The world economy is slowing. In past recessions, fast-growing emerging markets have helped bail out the global economy. But there’s one thing standing in the way of history repeating itself this time: the strong US dollar.
As global growth slows and the United States’ economy shows signs of weakness, investors are looking for places where their money will grow.
Emerging markets, such as South Korea, Brazil or India, are riskier to invest in but often grow faster than developed nations like Germany or the US. They also tend to be export-driven and often tied to commodity price moves.
In the recession following the financial crisis, China provided a boost for the global economy, growing nearly 9% on the back of strong domestic spending. “Without China, global growth would have been negative in 2009,” said Bank of America strategist David Hauner in a note.
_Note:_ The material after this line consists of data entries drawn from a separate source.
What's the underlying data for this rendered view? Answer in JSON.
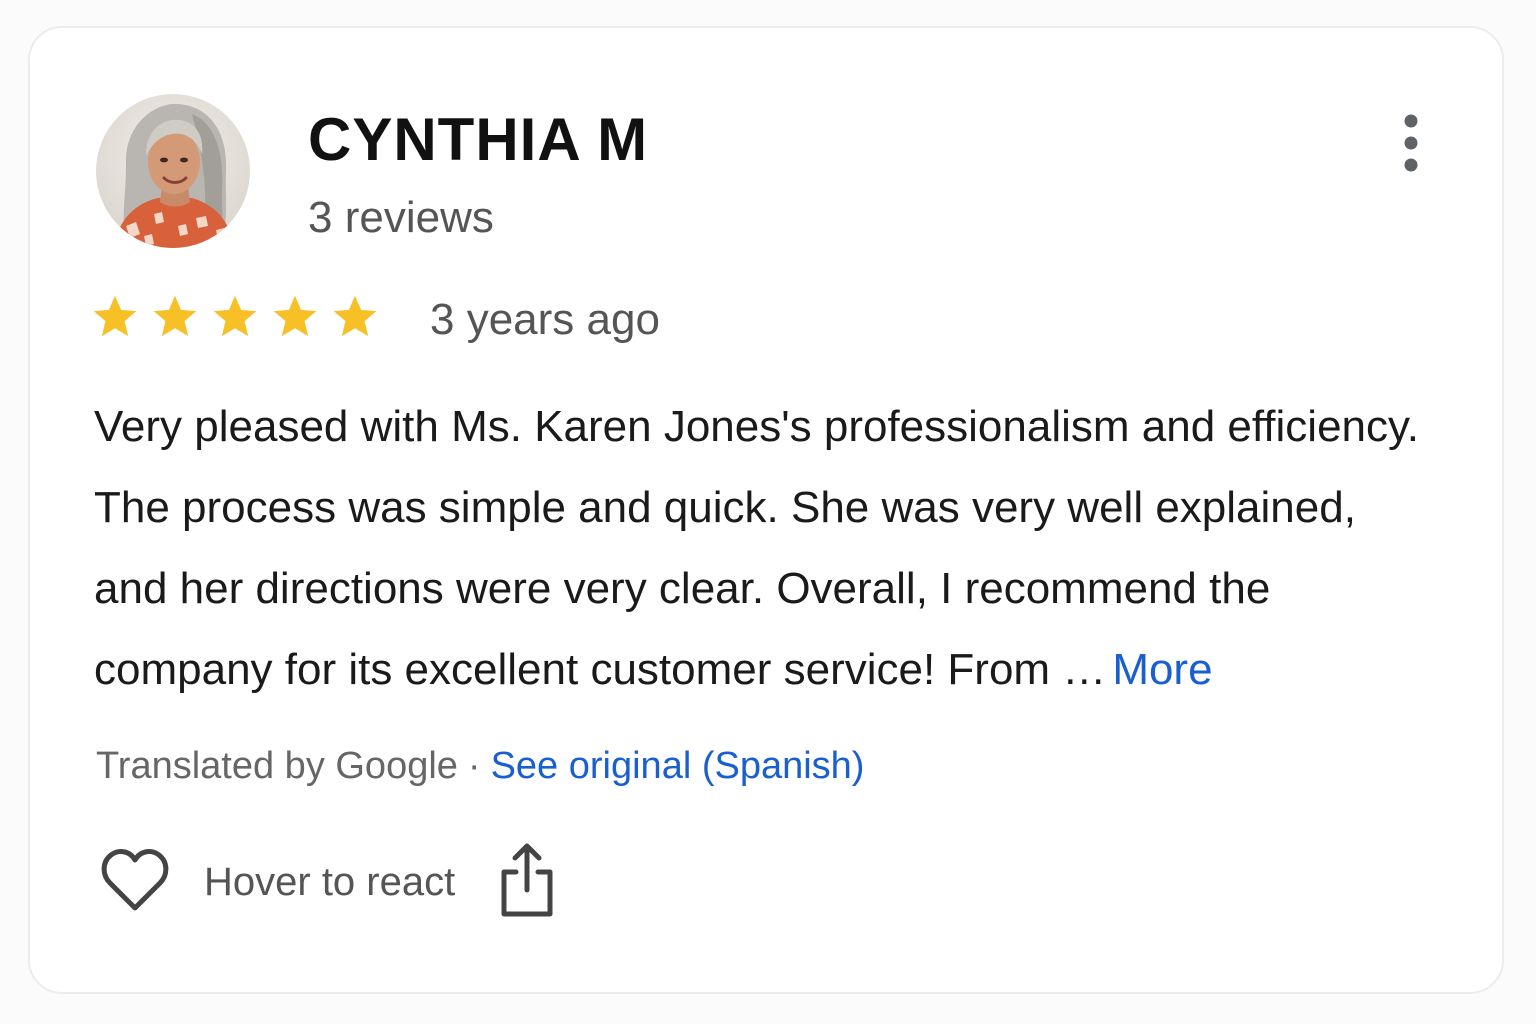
{
  "review": {
    "author_name": "CYNTHIA M",
    "review_count": "3 reviews",
    "rating": 5,
    "rating_max": 5,
    "time_ago": "3 years ago",
    "text_lines": [
      "Very pleased with Ms. Karen Jones's professionalism and efficiency.",
      "The process was simple and quick. She was very well explained,",
      "and her directions were very clear. Overall, I recommend the",
      "company for its excellent customer service! From …"
    ],
    "more_label": "More"
  },
  "translation": {
    "translated_by": "Translated by Google",
    "separator": "·",
    "see_original": "See original (Spanish)"
  },
  "actions": {
    "react_label": "Hover to react",
    "heart_icon": "heart-icon",
    "share_icon": "share-icon",
    "more_options_icon": "more-vert-icon"
  },
  "colors": {
    "star": "#F6C026",
    "link": "#1A5FD0",
    "text_primary": "#1A1A1A",
    "text_secondary": "#555555"
  }
}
But circumstances have changed in the past decade. China probably won’t be the knight in shining armor this time. The country’s economy is slowing too and it is more highly leveraged than it was a decade ago.
It will be hard for other emerging markets to step in and help avoid a global recession as long as the US dollar remains strong: Emerging economies tend to borrow in dollars. These countries are uniquely vulnerable to a strong greenback, which can make their debts more expensive.
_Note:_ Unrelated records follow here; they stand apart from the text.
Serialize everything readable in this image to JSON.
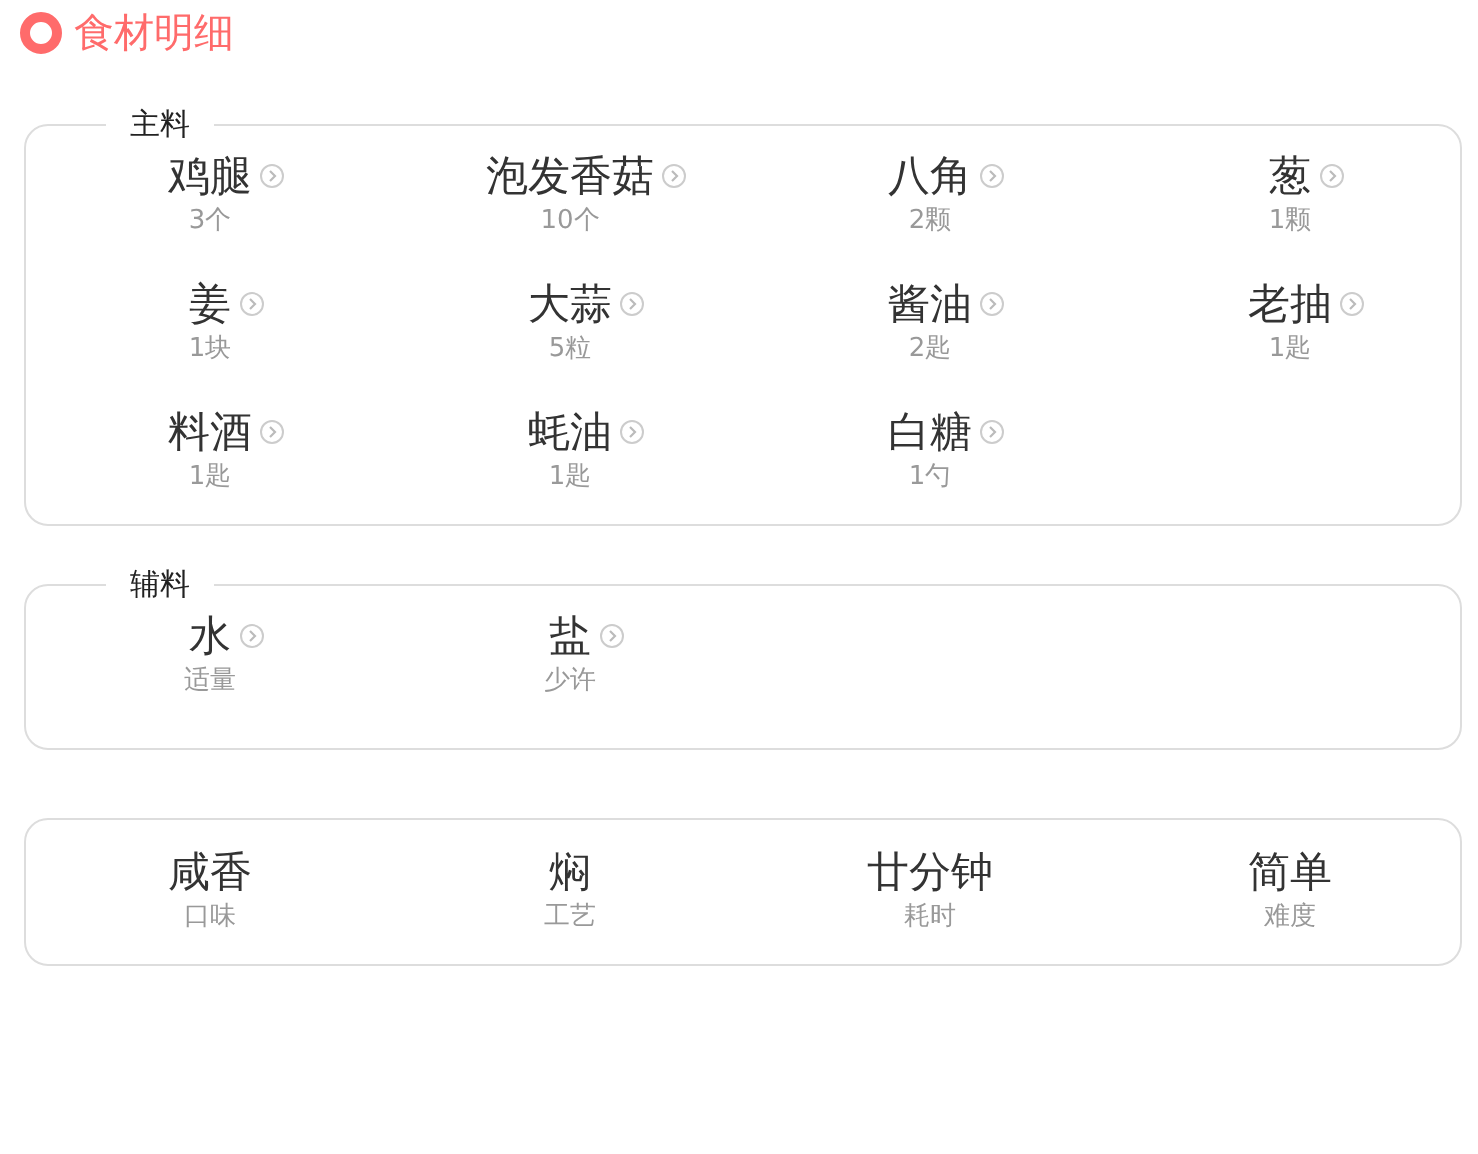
{
  "title": "食材明细",
  "sections": [
    {
      "legend": "主料",
      "items": [
        {
          "name": "鸡腿",
          "amount": "3个"
        },
        {
          "name": "泡发香菇",
          "amount": "10个"
        },
        {
          "name": "八角",
          "amount": "2颗"
        },
        {
          "name": "葱",
          "amount": "1颗"
        },
        {
          "name": "姜",
          "amount": "1块"
        },
        {
          "name": "大蒜",
          "amount": "5粒"
        },
        {
          "name": "酱油",
          "amount": "2匙"
        },
        {
          "name": "老抽",
          "amount": "1匙"
        },
        {
          "name": "料酒",
          "amount": "1匙"
        },
        {
          "name": "蚝油",
          "amount": "1匙"
        },
        {
          "name": "白糖",
          "amount": "1勺"
        }
      ]
    },
    {
      "legend": "辅料",
      "items": [
        {
          "name": "水",
          "amount": "适量"
        },
        {
          "name": "盐",
          "amount": "少许"
        }
      ]
    }
  ],
  "summary": [
    {
      "value": "咸香",
      "label": "口味"
    },
    {
      "value": "焖",
      "label": "工艺"
    },
    {
      "value": "廿分钟",
      "label": "耗时"
    },
    {
      "value": "简单",
      "label": "难度"
    }
  ]
}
A weaker US currency could alleviate that strain and allow emerging markets to grow faster, perhaps keeping the world out of a global growth recession. The Federal Reserve is gradually lowering rates, which could help to weaken the greenback. But it hasn’t exactly been moving with any urgency so far – certainly not as quickly as US President Donald Trump would like.
“Emerging markets can help to ‘save the world’ in this downturn, but this requires a weaker US dollar and thus a much more dovish Fed,” said Hauner.
Developed countries like the United States and its European peers are also increasingly worried that their ultra-low interest rate policies aren’t actually stimulating any growth. Japan has been the prime example of that, and investors are now talking about the Japanification of Europe. The US economy is expanding at a faster pace than its rivals, but growth is still slowing.
The Federal Reserve is meeting next week, and the chances of another quarter percentage point interest rate cut are over 90%, according to the CME FedWatch Tool. Whether this will be enough to knock the dollar remains to be seen. Currencies commonly weaken during periods of looser monetary policy.
Complaints about the strength of America’s currency have mounted this year. From Trump to Democratic presidential candidate Elizabeth Warren, critics say the strong buck makes US goods less competitive on the global market.
The often-cited ICE US Dollar Index, which measures the currency against six rivals, is actually only up 1.6% this year. But a look at specific emerging currencies shows a different picture.
The dollar is up 1.9% against India’s rupee, 4.1% against Brazil’s real, and 5.5% against the South Korean won since the start of the year – to a large extent because of the trade war.
Making matters worse, emerging economies borrow mostly in dollars, while their biggest customers mostly pay in euros, Hauner said. So these countries are also uniquely exposed to the euro-dollar exchange rate. This year, the shared European currency has fallen 3.2% against the greenback.